CİHAT AKINCI / YENİ ŞAFAK
Türk Tabipler Birliği'nin (TTB) Gezi Parkı eylemleri sırasında bibergazı kapsülünün isabet etmesiyle 12 kişi gözünü kaybetti bilgisinin 'anonim' olduğu, TTB'de yaralılara ilişkin bilgi bulunmadığı ortaya çıktı. Taksim Meydanı'ndaki yayalaştırılma projesini protesto etmek için başlatılan Gezi Parkı gösterileri sırasında çeşitli illerde eylemciler polisle çatışmıştı. Polise taş, sopa ve havai fişeklerle saldıran eylemcilere, polis de su ve biber gazıyla müdahale etmişti. Müdahaleler sırasında bazı eylemciler polisin attığı biber gazı kapsülünün isabet etmesi sonucu yaralandı.

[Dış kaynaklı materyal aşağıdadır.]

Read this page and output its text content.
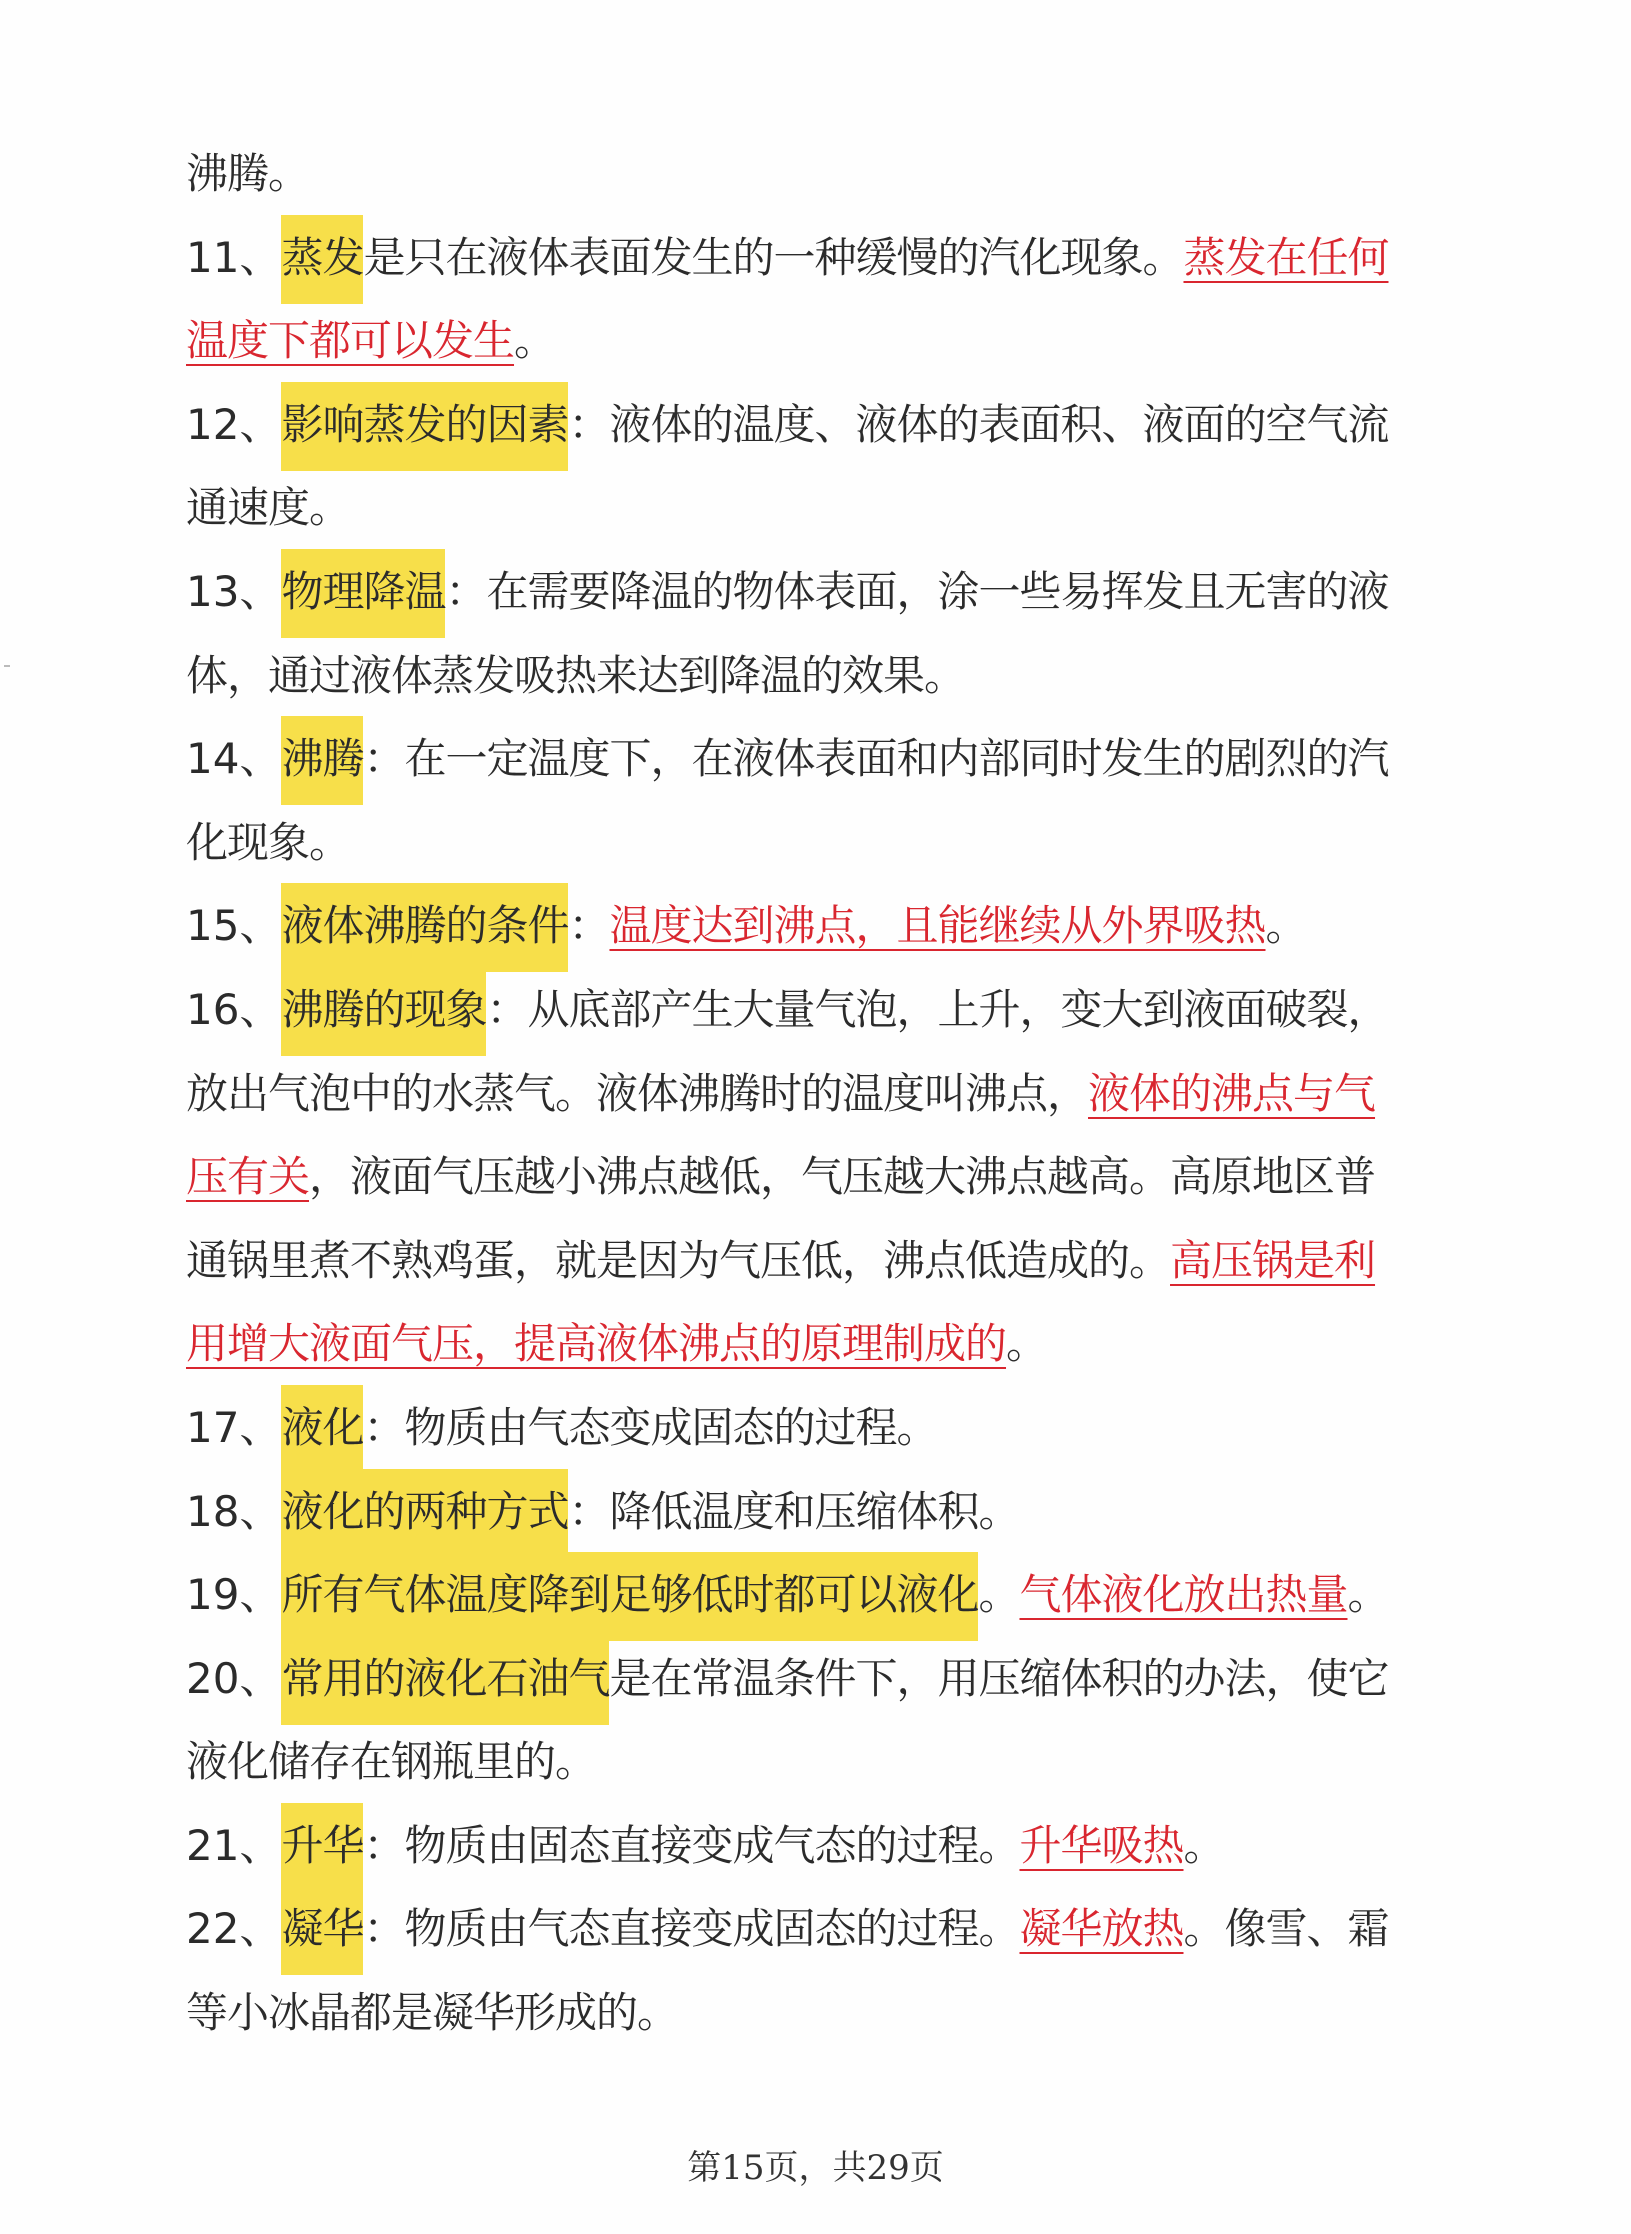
沸腾。
11、蒸发是只在液体表面发生的一种缓慢的汽化现象。蒸发在任何
温度下都可以发生。
12、影响蒸发的因素：液体的温度、液体的表面积、液面的空气流
通速度。
13、物理降温：在需要降温的物体表面，涂一些易挥发且无害的液
体，通过液体蒸发吸热来达到降温的效果。
14、沸腾：在一定温度下，在液体表面和内部同时发生的剧烈的汽
化现象。
15、液体沸腾的条件：温度达到沸点，且能继续从外界吸热。
16、沸腾的现象：从底部产生大量气泡，上升，变大到液面破裂，
放出气泡中的水蒸气。液体沸腾时的温度叫沸点，液体的沸点与气
压有关，液面气压越小沸点越低，气压越大沸点越高。高原地区普
通锅里煮不熟鸡蛋，就是因为气压低，沸点低造成的。高压锅是利
用增大液面气压，提高液体沸点的原理制成的。
17、液化：物质由气态变成固态的过程。
18、液化的两种方式：降低温度和压缩体积。
19、所有气体温度降到足够低时都可以液化。气体液化放出热量。
20、常用的液化石油气是在常温条件下，用压缩体积的办法，使它
液化储存在钢瓶里的。
21、升华：物质由固态直接变成气态的过程。升华吸热。
22、凝华：物质由气态直接变成固态的过程。凝华放热。像雪、霜
等小冰晶都是凝华形成的。
第15页，共29页
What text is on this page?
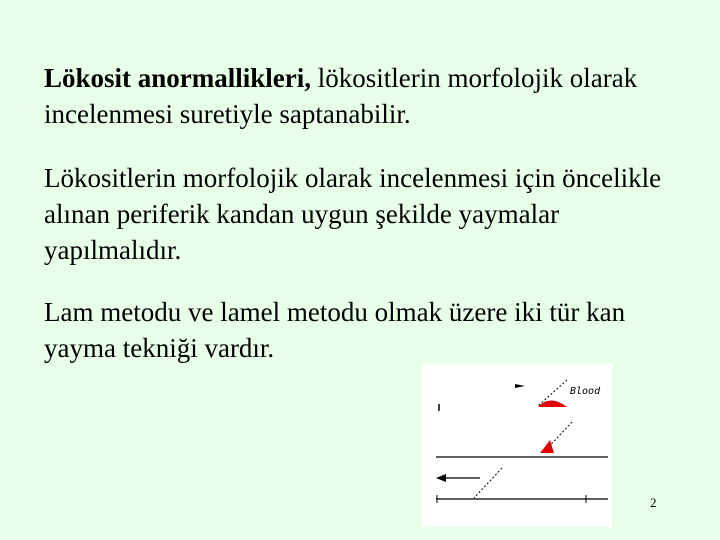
Lökosit anormallikleri, lökositlerin morfolojik olarak incelenmesi suretiyle saptanabilir.

Lökositlerin morfolojik olarak incelenmesi için öncelikle alınan periferik kandan uygun şekilde yaymalar yapılmalıdır.

Lam metodu ve lamel metodu olmak üzere iki tür kan yayma tekniği vardır.

Blood
2
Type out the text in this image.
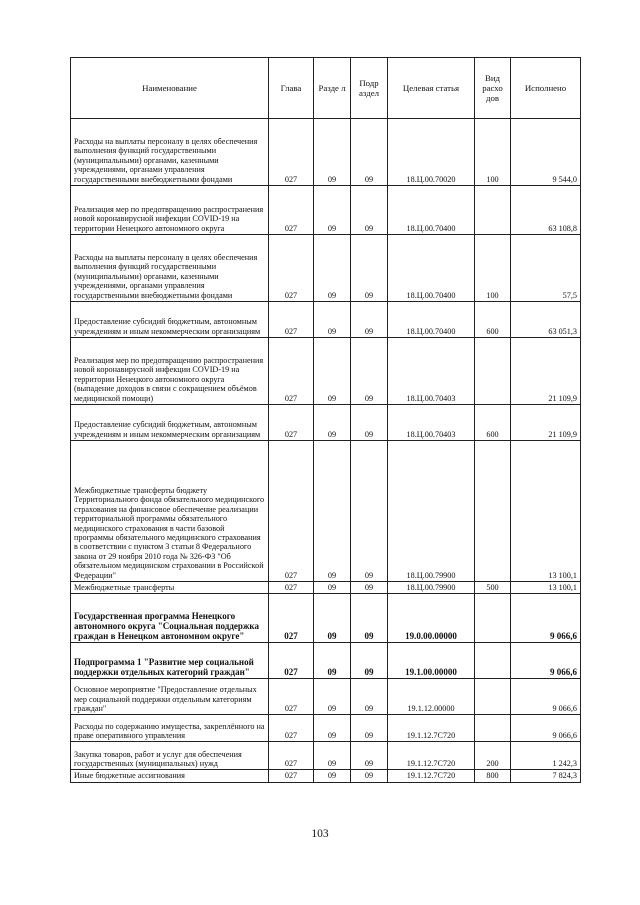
Наименование	Глава	Разде л	Подр аздел	Целевая статья	Вид расхо дов	Исполнено
Расходы на выплаты персоналу в целях обеспечения выполнения функций государственными (муниципальными) органами, казенными учреждениями, органами управления государственными внебюджетными фондами	027	09	09	18.Ц.00.70020	100	9 544,0
Реализация мер по предотвращению распространения новой коронавирусной инфекции COVID-19 на территории Ненецкого автономного округа	027	09	09	18.Ц.00.70400		63 108,8
Расходы на выплаты персоналу в целях обеспечения выполнения функций государственными (муниципальными) органами, казенными учреждениями, органами управления государственными внебюджетными фондами	027	09	09	18.Ц.00.70400	100	57,5
Предоставление субсидий бюджетным, автономным учреждениям и иным некоммерческим организациям	027	09	09	18.Ц.00.70400	600	63 051,3
Реализация мер по предотвращению распространения новой коронавирусной инфекции COVID-19 на территории Ненецкого автономного округа (выпадение доходов в связи с сокращением объёмов медицинской помощи)	027	09	09	18.Ц.00.70403		21 109,9
Предоставление субсидий бюджетным, автономным учреждениям и иным некоммерческим организациям	027	09	09	18.Ц.00.70403	600	21 109,9
Межбюджетные трансферты бюджету Территориального фонда обязательного медицинского страхования на финансовое обеспечение реализации территориальной программы обязательного медицинского страхования в части базовой программы обязательного медицинского страхования в соответствии с пунктом 3 статьи 8 Федерального закона от 29 ноября 2010 года № 326-ФЗ "Об обязательном медицинском страховании в Российской Федерации"	027	09	09	18.Ц.00.79900		13 100,1
Межбюджетные трансферты	027	09	09	18.Ц.00.79900	500	13 100,1
Государственная программа Ненецкого автономного округа "Социальная поддержка граждан в Ненецком автономном округе"	027	09	09	19.0.00.00000		9 066,6
Подпрограмма 1 "Развитие мер социальной поддержки отдельных категорий граждан"	027	09	09	19.1.00.00000		9 066,6
Основное мероприятие "Предоставление отдельных мер социальной поддержки отдельным категориям граждан"	027	09	09	19.1.12.00000		9 066,6
Расходы по содержанию имущества, закреплённого на праве оперативного управления	027	09	09	19.1.12.7С720		9 066,6
Закупка товаров, работ и услуг для обеспечения государственных (муниципальных) нужд	027	09	09	19.1.12.7С720	200	1 242,3
Иные бюджетные ассигнования	027	09	09	19.1.12.7С720	800	7 824,3
103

Türk Tabipler Birliği de geçtiğimiz günlerde yaptığı açıklamada biber gazı kapsülünden 12 kişinin gözünü kaybettiğini açıkladı. Bunun üzerine Emniyet Genel Müdürlüğü (EGM) gözünü kaybeden eylemcilerin isimlerini TTB'den isteyince gerçek ortaya çıktı. Açıklanan 12 kişiden 9'unun kimliklerinin belli olmadığı, sadece bu konuyla ilgili gelen her ihbarın doğru kabul edilip açıklama yapıldığı ortaya çıktı. Zaten emniyetin kayıtlarına göre de Gezi olayları sırasında sadece 3 kişi gözünden yaralanmıştı. Tabipler Birliği, Gezi olaylarının hemen ardından verdiği bilgilerle de eylemlerde '8 bine yakın kişinin yaralandığını' iddia etmişti.
TABİPLER 12, EMNİYET 3 DİYOR
Gezi olaylarının ardından yayınlanan TTB raporunda, protestolar sırasında bibergazı kapsülünün isabet etmesiyle gözünü kaybeden eylemci sayısının 12 olduğu yazıldı. EGM ise yaptığı araştırmalarda gözünü kaybeden kişi sayısının 3 olduğu belirtilerek, TTB'den 'sorumluların tespiti ve kamuoyunun doğru bilgilendirilmesi' amacıyla diğer 9 kişinin kimlik bilgilerini talep etti. Emniyetin yaptığı yazılı başvuruya, TTB'den ilginç bir cevap geldi. TTB yetkilileri yaşanan olaylarda İstanbul'da 6, Ankara'da 4 ve Antalya'da da 1 kişinin gözünden yaralandığını belirtti. Ancak yaralananların 'hekimler' ve 'Tabipler Odaları' tarafından 'anonim bilgiler' olarak kendilerine iletildiğini açıkladı.
Çok gizli, olsa da söylemeyiz
Emniyet Genel Müdürlüğü ile Türk Tabipler Birliği arasındaki yazışmada TTB, yaralanan kişilerin kimlik bilgilerinin kendilerinde olmadığını belirtti. Zaten bu bilgilerin olması halinde bile, bunu polise iletmeyeceklerini belirten TTB, 'Hastaların kimliğine ilişkin kişisel bilgiler birliğimizin kayıtlarında olsaydı bile; sağlık hizmeti alma hakkı, hastaların sırlarını saklama yükümlülüğü, sağlık verilerinin ve özel hayatın gizliliğine ilişkin evrensel ve ulusal düzenlemeler uyarınca bu bilgilerin iletilmesi mümkün olmazdı' şeklinde ifadeler kullandı. TTB yetkilileri yaralıların, 'fişlenme ve soruşturmaya uğrama' gibi nedenlerle de isimlerini gizlediğini iddia etti.